Jacobs agrees to acquire JWG’s nuclear business for £250m
August 22, 2019 – American engineering company Jacobs has agreed to acquire the nuclear business of British multinational company John Wood Group (JWG) in a deal worth approximately $300m (£250m) on a debt-free, cash-free basis.
Employing over 2,000 people, Wood Nuclear offers solutions that span the entire life cycle of the nuclear industry.
The firm offers programme management technical and consulting services in areas such as decommissioning, nuclear new build and operational support in the civil nuclear and defence segments.
The acquisition is expected to improve Jacobs’ capabilities and margin profile of its existing $1.2bn (£990m) nuclear portfolio.

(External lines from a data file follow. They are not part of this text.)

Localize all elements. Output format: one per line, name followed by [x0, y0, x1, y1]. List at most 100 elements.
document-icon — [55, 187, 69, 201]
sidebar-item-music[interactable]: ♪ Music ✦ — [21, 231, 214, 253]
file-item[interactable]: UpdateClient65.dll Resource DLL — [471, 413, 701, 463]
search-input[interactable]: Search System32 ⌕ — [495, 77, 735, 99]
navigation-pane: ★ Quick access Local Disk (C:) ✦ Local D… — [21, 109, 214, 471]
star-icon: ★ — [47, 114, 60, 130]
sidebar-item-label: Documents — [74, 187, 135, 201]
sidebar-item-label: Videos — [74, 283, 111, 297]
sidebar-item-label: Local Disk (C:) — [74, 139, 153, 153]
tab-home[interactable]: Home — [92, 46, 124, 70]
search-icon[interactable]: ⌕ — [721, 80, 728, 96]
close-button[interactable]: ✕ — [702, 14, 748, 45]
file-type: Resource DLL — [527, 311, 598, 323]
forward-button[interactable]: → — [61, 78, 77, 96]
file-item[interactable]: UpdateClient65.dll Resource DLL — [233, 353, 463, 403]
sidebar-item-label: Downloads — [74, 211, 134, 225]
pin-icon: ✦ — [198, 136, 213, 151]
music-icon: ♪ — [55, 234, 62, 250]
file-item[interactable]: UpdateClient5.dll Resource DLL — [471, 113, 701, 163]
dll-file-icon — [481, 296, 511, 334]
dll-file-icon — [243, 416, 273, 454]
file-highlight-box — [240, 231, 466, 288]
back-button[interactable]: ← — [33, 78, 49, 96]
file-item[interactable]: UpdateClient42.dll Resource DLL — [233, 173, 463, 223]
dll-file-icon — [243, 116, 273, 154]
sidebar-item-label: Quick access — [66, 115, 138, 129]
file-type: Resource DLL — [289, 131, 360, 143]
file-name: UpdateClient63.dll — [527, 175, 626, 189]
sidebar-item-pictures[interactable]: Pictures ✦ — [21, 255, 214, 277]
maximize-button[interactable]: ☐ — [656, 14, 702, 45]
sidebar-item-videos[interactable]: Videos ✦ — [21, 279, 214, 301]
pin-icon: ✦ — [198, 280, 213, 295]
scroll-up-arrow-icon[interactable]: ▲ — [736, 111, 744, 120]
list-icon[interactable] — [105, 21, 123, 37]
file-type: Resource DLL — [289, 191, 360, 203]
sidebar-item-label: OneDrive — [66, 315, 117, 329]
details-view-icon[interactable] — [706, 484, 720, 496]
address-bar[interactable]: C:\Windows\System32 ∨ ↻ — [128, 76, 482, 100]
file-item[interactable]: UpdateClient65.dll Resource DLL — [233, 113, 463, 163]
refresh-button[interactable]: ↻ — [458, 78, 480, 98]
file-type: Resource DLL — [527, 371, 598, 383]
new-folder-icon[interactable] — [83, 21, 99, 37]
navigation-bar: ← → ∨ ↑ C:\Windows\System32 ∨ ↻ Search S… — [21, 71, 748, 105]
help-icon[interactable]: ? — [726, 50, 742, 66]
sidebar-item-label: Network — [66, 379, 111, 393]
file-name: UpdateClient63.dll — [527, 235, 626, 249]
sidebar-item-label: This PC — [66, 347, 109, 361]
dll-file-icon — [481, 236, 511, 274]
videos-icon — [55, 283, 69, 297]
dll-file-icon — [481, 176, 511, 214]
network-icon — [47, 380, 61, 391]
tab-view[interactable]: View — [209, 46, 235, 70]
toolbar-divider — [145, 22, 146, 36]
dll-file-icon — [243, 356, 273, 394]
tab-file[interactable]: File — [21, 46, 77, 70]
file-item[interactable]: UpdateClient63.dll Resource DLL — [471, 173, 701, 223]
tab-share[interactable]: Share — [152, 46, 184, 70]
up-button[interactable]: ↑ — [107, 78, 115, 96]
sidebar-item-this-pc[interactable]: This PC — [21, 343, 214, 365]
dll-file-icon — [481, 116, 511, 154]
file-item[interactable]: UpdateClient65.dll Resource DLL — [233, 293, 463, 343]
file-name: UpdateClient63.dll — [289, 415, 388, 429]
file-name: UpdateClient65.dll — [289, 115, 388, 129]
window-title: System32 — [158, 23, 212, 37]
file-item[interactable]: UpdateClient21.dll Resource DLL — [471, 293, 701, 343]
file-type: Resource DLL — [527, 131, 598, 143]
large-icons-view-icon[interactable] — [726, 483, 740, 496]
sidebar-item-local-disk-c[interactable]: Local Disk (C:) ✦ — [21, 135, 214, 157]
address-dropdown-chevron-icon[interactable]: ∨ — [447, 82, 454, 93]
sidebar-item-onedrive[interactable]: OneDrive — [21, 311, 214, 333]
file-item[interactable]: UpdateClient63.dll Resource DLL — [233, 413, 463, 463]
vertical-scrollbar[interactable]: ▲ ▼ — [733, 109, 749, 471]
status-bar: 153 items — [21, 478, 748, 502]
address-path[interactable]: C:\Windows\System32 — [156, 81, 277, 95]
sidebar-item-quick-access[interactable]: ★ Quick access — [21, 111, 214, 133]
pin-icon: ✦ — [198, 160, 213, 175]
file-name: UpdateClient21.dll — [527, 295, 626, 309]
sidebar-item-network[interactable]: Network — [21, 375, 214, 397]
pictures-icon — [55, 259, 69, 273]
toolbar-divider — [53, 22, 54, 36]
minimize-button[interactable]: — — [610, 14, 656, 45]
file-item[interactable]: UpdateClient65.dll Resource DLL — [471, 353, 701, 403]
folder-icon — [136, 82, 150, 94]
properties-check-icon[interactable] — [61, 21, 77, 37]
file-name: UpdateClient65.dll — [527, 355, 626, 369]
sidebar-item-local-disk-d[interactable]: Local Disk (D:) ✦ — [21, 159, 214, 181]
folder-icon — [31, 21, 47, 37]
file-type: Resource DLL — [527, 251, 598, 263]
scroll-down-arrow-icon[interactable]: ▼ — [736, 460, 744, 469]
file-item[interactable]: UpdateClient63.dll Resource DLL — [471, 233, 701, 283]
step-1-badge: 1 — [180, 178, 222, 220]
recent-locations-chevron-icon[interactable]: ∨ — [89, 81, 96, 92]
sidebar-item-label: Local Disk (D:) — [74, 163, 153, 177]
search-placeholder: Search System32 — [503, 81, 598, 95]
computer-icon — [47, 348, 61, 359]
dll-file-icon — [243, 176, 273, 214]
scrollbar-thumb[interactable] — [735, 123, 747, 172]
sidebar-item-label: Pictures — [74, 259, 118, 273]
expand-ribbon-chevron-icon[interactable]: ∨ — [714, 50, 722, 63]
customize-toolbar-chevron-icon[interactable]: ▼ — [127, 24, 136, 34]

Jacobs chair and CEO Steve Demetriou said: “This acquisition further strengthens Jacobs’ position in highly profitable and complementary sectors within nuclear and defense, enhancing our recognized program management skills with deep, technical expertise.
“We are excited to welcome these talented employees to the Jacobs’ team. Given the compelling and synergistic fit of our two organizations, we believe this transaction will translate into significant value for Jacobs’ shareholders, diverse opportunities for our employees and new, differentiated nuclear and defense solutions for our clients.”

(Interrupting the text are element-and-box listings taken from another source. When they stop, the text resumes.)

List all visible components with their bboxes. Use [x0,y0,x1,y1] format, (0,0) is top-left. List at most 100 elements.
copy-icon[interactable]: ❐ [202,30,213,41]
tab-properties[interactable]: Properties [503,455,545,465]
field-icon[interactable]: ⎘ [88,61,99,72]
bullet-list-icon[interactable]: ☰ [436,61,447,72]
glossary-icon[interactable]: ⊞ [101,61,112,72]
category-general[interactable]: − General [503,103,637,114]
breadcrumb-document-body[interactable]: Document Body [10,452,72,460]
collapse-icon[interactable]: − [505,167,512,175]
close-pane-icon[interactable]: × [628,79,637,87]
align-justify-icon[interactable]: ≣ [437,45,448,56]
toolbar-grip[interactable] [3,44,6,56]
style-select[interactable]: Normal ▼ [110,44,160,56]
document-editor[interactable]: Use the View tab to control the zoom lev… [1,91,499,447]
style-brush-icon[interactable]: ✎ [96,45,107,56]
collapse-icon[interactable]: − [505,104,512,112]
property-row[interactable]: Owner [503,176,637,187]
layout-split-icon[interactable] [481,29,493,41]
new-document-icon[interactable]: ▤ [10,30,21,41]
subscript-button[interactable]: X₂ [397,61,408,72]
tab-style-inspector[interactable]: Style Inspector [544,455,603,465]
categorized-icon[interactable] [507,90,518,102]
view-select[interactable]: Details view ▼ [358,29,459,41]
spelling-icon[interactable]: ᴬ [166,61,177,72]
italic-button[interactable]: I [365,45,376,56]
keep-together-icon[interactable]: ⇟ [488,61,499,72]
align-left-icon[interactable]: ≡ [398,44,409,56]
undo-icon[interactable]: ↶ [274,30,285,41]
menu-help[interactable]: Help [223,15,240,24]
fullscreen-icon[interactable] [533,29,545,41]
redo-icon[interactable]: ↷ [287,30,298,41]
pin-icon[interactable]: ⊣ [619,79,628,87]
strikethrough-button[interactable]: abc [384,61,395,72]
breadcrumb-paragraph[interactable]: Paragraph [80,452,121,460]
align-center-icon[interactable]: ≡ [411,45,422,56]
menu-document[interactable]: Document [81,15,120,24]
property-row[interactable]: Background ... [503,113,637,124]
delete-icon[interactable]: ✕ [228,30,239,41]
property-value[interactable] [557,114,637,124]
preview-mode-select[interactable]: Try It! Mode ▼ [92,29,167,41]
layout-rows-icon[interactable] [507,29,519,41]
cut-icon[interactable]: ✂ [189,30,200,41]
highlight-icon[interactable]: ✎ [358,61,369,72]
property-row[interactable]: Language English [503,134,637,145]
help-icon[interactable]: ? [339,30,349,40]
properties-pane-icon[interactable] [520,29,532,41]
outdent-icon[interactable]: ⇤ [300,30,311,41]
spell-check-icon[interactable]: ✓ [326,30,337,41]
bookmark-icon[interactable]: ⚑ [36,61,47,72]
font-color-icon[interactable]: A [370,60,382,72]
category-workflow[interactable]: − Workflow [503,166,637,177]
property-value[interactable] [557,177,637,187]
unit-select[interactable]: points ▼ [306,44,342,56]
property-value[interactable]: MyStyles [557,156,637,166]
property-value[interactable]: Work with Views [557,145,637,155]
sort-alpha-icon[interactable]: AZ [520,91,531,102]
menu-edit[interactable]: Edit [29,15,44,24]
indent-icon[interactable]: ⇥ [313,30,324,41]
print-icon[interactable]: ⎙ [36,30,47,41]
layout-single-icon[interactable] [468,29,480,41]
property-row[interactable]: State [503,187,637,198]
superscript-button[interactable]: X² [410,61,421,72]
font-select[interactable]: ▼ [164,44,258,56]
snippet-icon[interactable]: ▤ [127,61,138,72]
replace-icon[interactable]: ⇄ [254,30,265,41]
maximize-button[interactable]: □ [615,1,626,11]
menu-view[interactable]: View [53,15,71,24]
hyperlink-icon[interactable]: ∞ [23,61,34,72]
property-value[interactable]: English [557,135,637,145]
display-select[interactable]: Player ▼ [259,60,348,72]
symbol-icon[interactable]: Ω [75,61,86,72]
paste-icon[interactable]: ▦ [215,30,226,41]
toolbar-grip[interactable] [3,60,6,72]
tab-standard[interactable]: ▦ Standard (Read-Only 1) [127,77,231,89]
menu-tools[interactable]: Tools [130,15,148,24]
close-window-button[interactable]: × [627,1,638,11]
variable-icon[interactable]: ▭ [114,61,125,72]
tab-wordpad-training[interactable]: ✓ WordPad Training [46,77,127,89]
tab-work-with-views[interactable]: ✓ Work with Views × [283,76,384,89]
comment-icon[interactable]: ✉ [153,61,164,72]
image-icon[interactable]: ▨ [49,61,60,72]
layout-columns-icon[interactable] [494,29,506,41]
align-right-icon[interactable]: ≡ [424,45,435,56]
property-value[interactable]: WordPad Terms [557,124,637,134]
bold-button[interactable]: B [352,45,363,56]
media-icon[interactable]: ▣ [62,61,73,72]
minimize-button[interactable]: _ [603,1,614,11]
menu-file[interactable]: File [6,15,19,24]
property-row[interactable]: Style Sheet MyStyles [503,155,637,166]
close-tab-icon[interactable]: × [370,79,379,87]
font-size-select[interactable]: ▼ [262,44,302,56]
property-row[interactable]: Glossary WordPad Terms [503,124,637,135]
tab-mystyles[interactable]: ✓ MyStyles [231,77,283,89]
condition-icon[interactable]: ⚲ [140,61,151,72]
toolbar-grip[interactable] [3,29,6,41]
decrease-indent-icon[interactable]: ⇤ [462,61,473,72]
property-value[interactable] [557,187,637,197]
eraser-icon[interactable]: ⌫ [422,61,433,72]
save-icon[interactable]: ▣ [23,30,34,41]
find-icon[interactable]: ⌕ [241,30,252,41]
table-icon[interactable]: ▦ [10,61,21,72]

Planned to be completed by the second quarter of fiscal 2020, the deal is subject to the satisfaction of customary closing conditions, including regulatory approvals.
However, if the transaction is not cleared by the UK Competition and Markets Authority (CMA), Jacobs will pay a fee of approximately $9m to John Wood Group.

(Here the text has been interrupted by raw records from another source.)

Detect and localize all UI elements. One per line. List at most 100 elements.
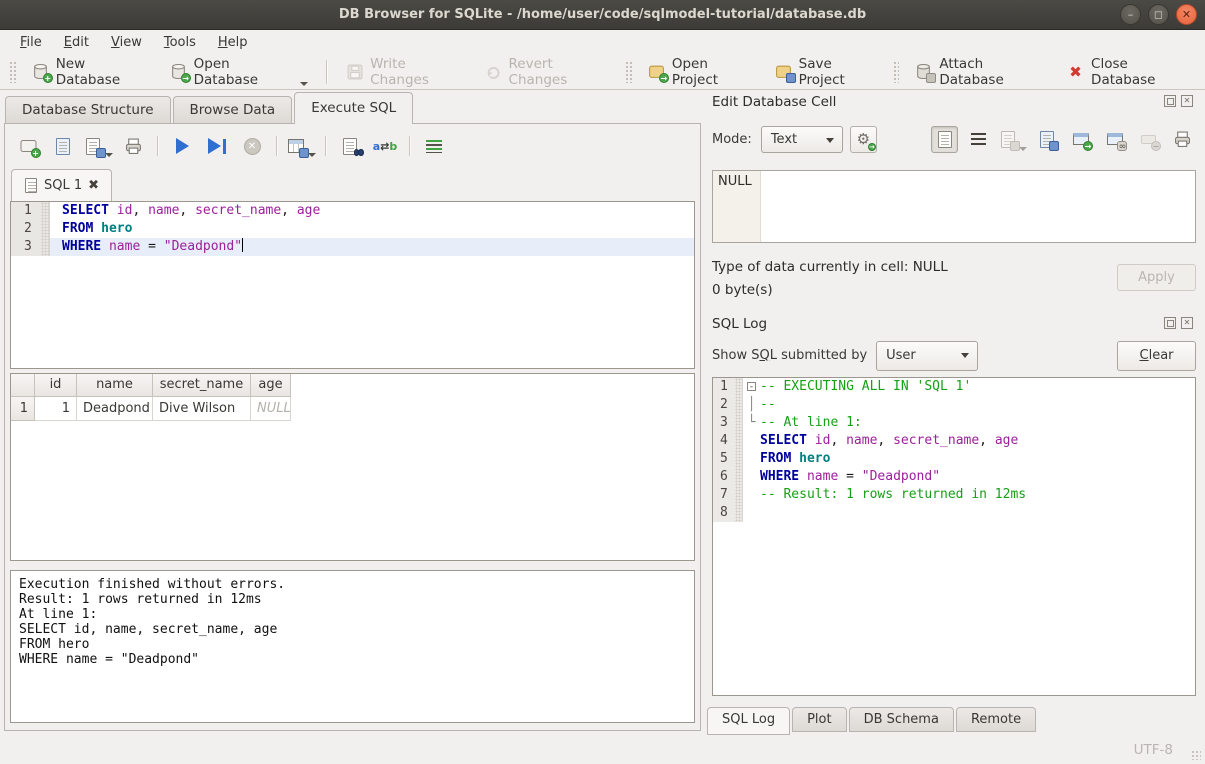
print-sql-button[interactable] xyxy=(120,133,146,159)
mode-select[interactable]: Text xyxy=(761,126,843,153)
open-sql-file-button[interactable] xyxy=(50,133,76,159)
menu-item-tools[interactable]: Tools xyxy=(154,33,206,52)
open-project-button[interactable]: → Open Project xyxy=(639,52,762,92)
sql-toolbar-separator xyxy=(276,136,277,156)
execute-sql-page: + ✕ xyxy=(4,123,701,731)
toolbar-grip[interactable] xyxy=(893,61,900,83)
toolbar-grip[interactable] xyxy=(9,61,16,83)
new-database-button[interactable]: + New Database xyxy=(23,52,157,92)
column-header-id[interactable]: id xyxy=(35,374,77,397)
log-line: 5FROM hero xyxy=(713,450,1195,468)
line-number: 7 xyxy=(713,486,735,504)
line-number: 5 xyxy=(713,450,735,468)
format-sql-button[interactable] xyxy=(421,133,447,159)
sql-log-view[interactable]: 1--- EXECUTING ALL IN 'SQL 1'2│--3└-- At… xyxy=(712,377,1196,696)
close-button[interactable]: ✕ xyxy=(1176,4,1197,25)
results-corner-cell xyxy=(11,374,35,397)
dock-close-icon[interactable]: ✕ xyxy=(1181,317,1193,329)
toolbar-grip[interactable] xyxy=(625,61,632,83)
open-database-button[interactable]: → Open Database xyxy=(161,52,317,92)
log-line: 7-- Result: 1 rows returned in 12ms xyxy=(713,486,1195,504)
column-header-secret-name[interactable]: secret_name xyxy=(153,374,251,397)
tab-database-structure[interactable]: Database Structure xyxy=(5,96,171,123)
save-project-button[interactable]: Save Project xyxy=(766,52,886,92)
stop-execution-button: ✕ xyxy=(239,133,265,159)
column-header-age[interactable]: age xyxy=(251,374,291,397)
fold-margin xyxy=(743,504,760,522)
cell-value-editor[interactable]: NULL xyxy=(712,170,1196,243)
menu-item-help[interactable]: Help xyxy=(208,33,258,52)
fold-margin[interactable]: - xyxy=(743,378,760,396)
close-tab-icon[interactable]: ✖ xyxy=(88,178,99,193)
line-number: 3 xyxy=(713,414,735,432)
bottom-tab-plot[interactable]: Plot xyxy=(792,707,847,732)
dock-float-icon[interactable] xyxy=(1164,317,1176,329)
save-results-dropdown-caret[interactable] xyxy=(308,153,316,157)
sql-toolbar-separator xyxy=(409,136,410,156)
sql-toolbar-separator xyxy=(325,136,326,156)
save-file-dropdown-caret[interactable] xyxy=(105,153,113,157)
bottom-tab-db-schema[interactable]: DB Schema xyxy=(849,707,954,732)
results-table[interactable]: idnamesecret_nameage11DeadpondDive Wilso… xyxy=(10,373,695,561)
new-sql-tab-button[interactable]: + xyxy=(15,133,41,159)
word-wrap-button[interactable] xyxy=(965,126,992,153)
editor-margin xyxy=(41,202,50,220)
tab-execute-sql[interactable]: Execute SQL xyxy=(294,92,413,124)
find-replace-button[interactable]: a⇄b xyxy=(372,133,398,159)
mode-label: Mode: xyxy=(712,132,752,147)
log-margin xyxy=(735,486,743,504)
log-text xyxy=(760,504,1195,522)
table-cell[interactable]: 1 xyxy=(35,397,77,421)
table-cell[interactable]: NULL xyxy=(251,397,291,421)
find-button[interactable] xyxy=(337,133,363,159)
cell-value-area[interactable] xyxy=(761,171,1195,242)
sql-editor[interactable]: 1SELECT id, name, secret_name, age2FROM … xyxy=(10,201,695,369)
log-line: 8 xyxy=(713,504,1195,522)
table-cell[interactable]: Dive Wilson xyxy=(153,397,251,421)
execute-line-button[interactable] xyxy=(204,133,230,159)
new-database-icon: + xyxy=(31,62,50,81)
write-changes-icon xyxy=(345,62,364,81)
execution-message-box[interactable]: Execution finished without errors. Resul… xyxy=(10,570,695,723)
cell-null-indicator: NULL xyxy=(713,171,761,242)
log-margin xyxy=(735,504,743,522)
table-cell[interactable]: Deadpond xyxy=(77,397,153,421)
apply-auto-button[interactable]: ⚙→ xyxy=(850,126,877,153)
save-sql-file-button[interactable] xyxy=(85,133,111,159)
attach-database-button[interactable]: Attach Database xyxy=(906,52,1054,92)
export-data-button[interactable] xyxy=(1033,126,1060,153)
log-line: 6WHERE name = "Deadpond" xyxy=(713,468,1195,486)
tab-browse-data[interactable]: Browse Data xyxy=(173,96,293,123)
log-margin xyxy=(735,414,743,432)
sql-file-tab[interactable]: SQL 1 ✖ xyxy=(11,169,112,201)
submitted-by-select[interactable]: User xyxy=(876,341,978,371)
fold-collapse-icon[interactable]: - xyxy=(747,382,756,391)
open-external-button[interactable]: → xyxy=(1067,126,1094,153)
bottom-tab-remote[interactable]: Remote xyxy=(956,707,1036,732)
open-database-dropdown-caret[interactable] xyxy=(300,82,308,86)
dock-float-icon[interactable] xyxy=(1164,95,1176,107)
sql-editor-toolbar: + ✕ xyxy=(15,133,447,159)
clear-log-button[interactable]: Clear xyxy=(1117,341,1196,371)
save-results-button[interactable] xyxy=(288,133,314,159)
text-mode-button[interactable] xyxy=(931,126,958,153)
line-number: 4 xyxy=(713,432,735,450)
import-data-button xyxy=(999,126,1026,153)
menu-item-file[interactable]: File xyxy=(10,33,52,52)
menu-item-view[interactable]: View xyxy=(101,33,152,52)
dock-close-icon[interactable]: ✕ xyxy=(1181,95,1193,107)
execute-all-button[interactable] xyxy=(169,133,195,159)
minimize-button[interactable]: – xyxy=(1120,4,1141,25)
resize-grip[interactable] xyxy=(1191,750,1201,760)
bottom-tab-sql-log[interactable]: SQL Log xyxy=(707,707,790,735)
titlebar: DB Browser for SQLite - /home/user/code/… xyxy=(0,0,1205,30)
row-header[interactable]: 1 xyxy=(11,397,35,421)
close-database-button[interactable]: ✖ Close Database xyxy=(1058,52,1199,92)
maximize-button[interactable]: ◻ xyxy=(1148,4,1169,25)
print-cell-button[interactable] xyxy=(1169,126,1196,153)
log-text: -- At line 1: xyxy=(760,414,1195,432)
column-header-name[interactable]: name xyxy=(77,374,153,397)
menu-item-edit[interactable]: Edit xyxy=(54,33,99,52)
copy-link-button[interactable]: ∞ xyxy=(1101,126,1128,153)
execute-all-icon xyxy=(173,137,192,156)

Jacobs chief financial officer Kevin Berryman said: “This acquisition is expected to deliver returns for our shareholders in excess of our cost of capital.
“We will continue to execute a focused, disciplined and agile capital allocation strategy that is consistent with our objective of compounding above market returns for our shareholders.”
Jacobs said that it is planning to finance the transaction through cash on hand and existing credit facilities.
Rothschild & Co serves as the financial advisor and Paul Hastings as legal counsel to Jacobs for the transaction. Price Waterhouse Coopers serves as the financial advisor and Slaughter and May as legal counsel to John Wood Group.